期刊名称:Journal of Nutritional Science and Vitaminology
印刷版ISSN:0301-4800
电子版ISSN:1881-7742
出版年度:2020
卷号:66
期号:Supplement
页码:25-31
DOI:10.3177/jnsv.66.S25
出版社:Center for Academic Publications Japan
摘要:Overweight or obesity will increase the risk of morbidity and mortality from cardiovascular disease. In older people, the risk is higher, but also paradoxically associated with lower mortality rates. Overweight patients vary in body composition and when it coupled with limited reliable sources to make caloric requirements estimation will make nutrition therapy extremely challenging. This case study reveals the nutrition therapy support in critically ill overweight elderly patient with heart failure, myocardial infarction, pneumonia, and chronic kidney disease. An 80-year old moderate malnourished male patient (body mass index 24.6 kg/m 2 ) with acute lung edema, cardiogenic shock, myocardial infarction, pneumonia, and chronic kidney disease was admitted in the cardiovascular intensive-care unit. The patient was treated with diuretics, vasopressor support, and antibiotics. Oral intake was reduced due to shortness of breath and loss of appetite. The physical examination revealed basal lung rales, wheezing, muscle wasting, edema. Blood tests showed hyperkalemia, leucocytosis, depletion of the immune system, hyperuricemia, hypoalbuminemia, and dyslipidemia. The patient was on stage 5 renal failure (GFR 6.2 mL/min) but refused hemodialysis treatment. Nutritional therapy was given gradually with calorie target 1900 kcal and protein 0.6–1.2 g/ideal body weight/d using normal foods, oral nutrition supplement, and amino acids parenteral nutrition.

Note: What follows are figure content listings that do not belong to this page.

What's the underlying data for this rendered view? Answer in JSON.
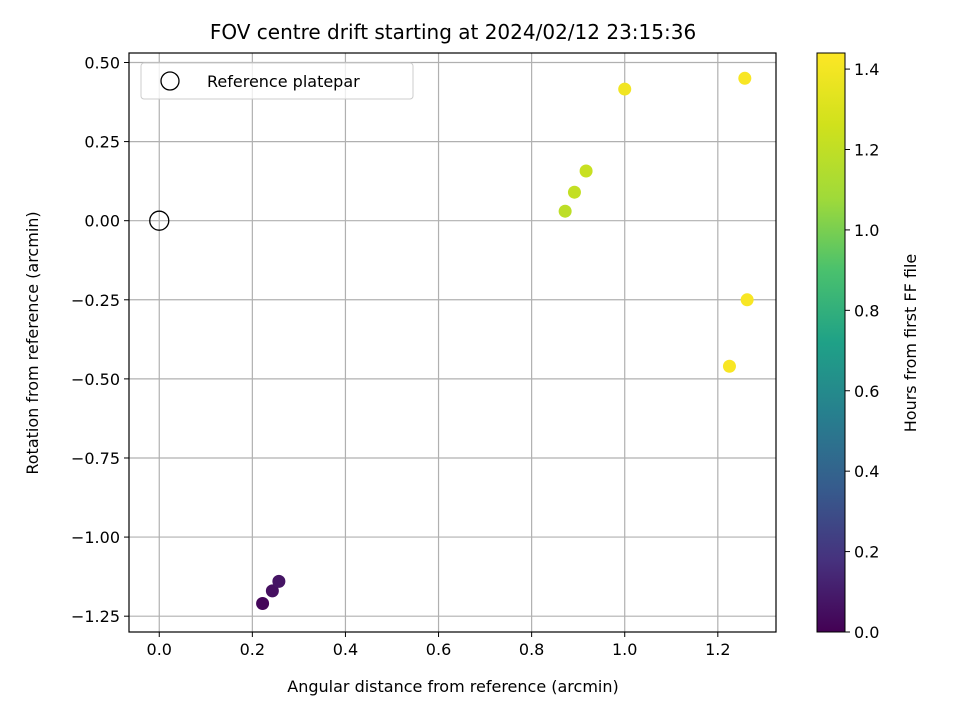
{
  "chart_data": {
    "type": "scatter",
    "title": "FOV centre drift starting at 2024/02/12 23:15:36",
    "xlabel": "Angular distance from reference (arcmin)",
    "ylabel": "Rotation from reference (arcmin)",
    "xlim": [
      -0.065,
      1.325
    ],
    "ylim": [
      -1.3,
      0.53
    ],
    "xticks": [
      "0.0",
      "0.2",
      "0.4",
      "0.6",
      "0.8",
      "1.0",
      "1.2"
    ],
    "xtick_values": [
      0.0,
      0.2,
      0.4,
      0.6,
      0.8,
      1.0,
      1.2
    ],
    "yticks": [
      "0.50",
      "0.25",
      "0.00",
      "−0.25",
      "−0.50",
      "−0.75",
      "−1.00",
      "−1.25"
    ],
    "ytick_values": [
      0.5,
      0.25,
      0.0,
      -0.25,
      -0.5,
      -0.75,
      -1.0,
      -1.25
    ],
    "grid": true,
    "legend": {
      "placement": "top-left",
      "entries": [
        {
          "label": "Reference platepar",
          "marker": "open-circle"
        }
      ]
    },
    "reference_point": {
      "x": 0.0,
      "y": 0.0
    },
    "points": [
      {
        "x": 0.222,
        "y": -1.21,
        "c": 0.02
      },
      {
        "x": 0.243,
        "y": -1.17,
        "c": 0.05
      },
      {
        "x": 0.257,
        "y": -1.14,
        "c": 0.07
      },
      {
        "x": 0.872,
        "y": 0.03,
        "c": 1.19
      },
      {
        "x": 0.892,
        "y": 0.09,
        "c": 1.21
      },
      {
        "x": 0.917,
        "y": 0.157,
        "c": 1.23
      },
      {
        "x": 1.0,
        "y": 0.416,
        "c": 1.39
      },
      {
        "x": 1.258,
        "y": 0.45,
        "c": 1.42
      },
      {
        "x": 1.263,
        "y": -0.25,
        "c": 1.42
      },
      {
        "x": 1.225,
        "y": -0.46,
        "c": 1.42
      }
    ],
    "colorbar": {
      "label": "Hours from first FF file",
      "range": [
        0.0,
        1.44
      ],
      "colormap": "viridis",
      "ticks": [
        "0.0",
        "0.2",
        "0.4",
        "0.6",
        "0.8",
        "1.0",
        "1.2",
        "1.4"
      ],
      "tick_values": [
        0.0,
        0.2,
        0.4,
        0.6,
        0.8,
        1.0,
        1.2,
        1.4
      ]
    }
  }
}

After 13 d of nutritional treatment, the patient was discharged from the hospital with no shortness of breath, adequate nutrition intake, increased renal function (GFR 22.4 mL/min), and improvement of the blood test results (immune status, uric acid, albumin, and lipid profile). Critically ill overweight elderly patients are hypercatabolic and have increased nutrient demands. Nutritional support in these patients is required to provide necessary nutrient substrates and to alter the course and outcome of the disease.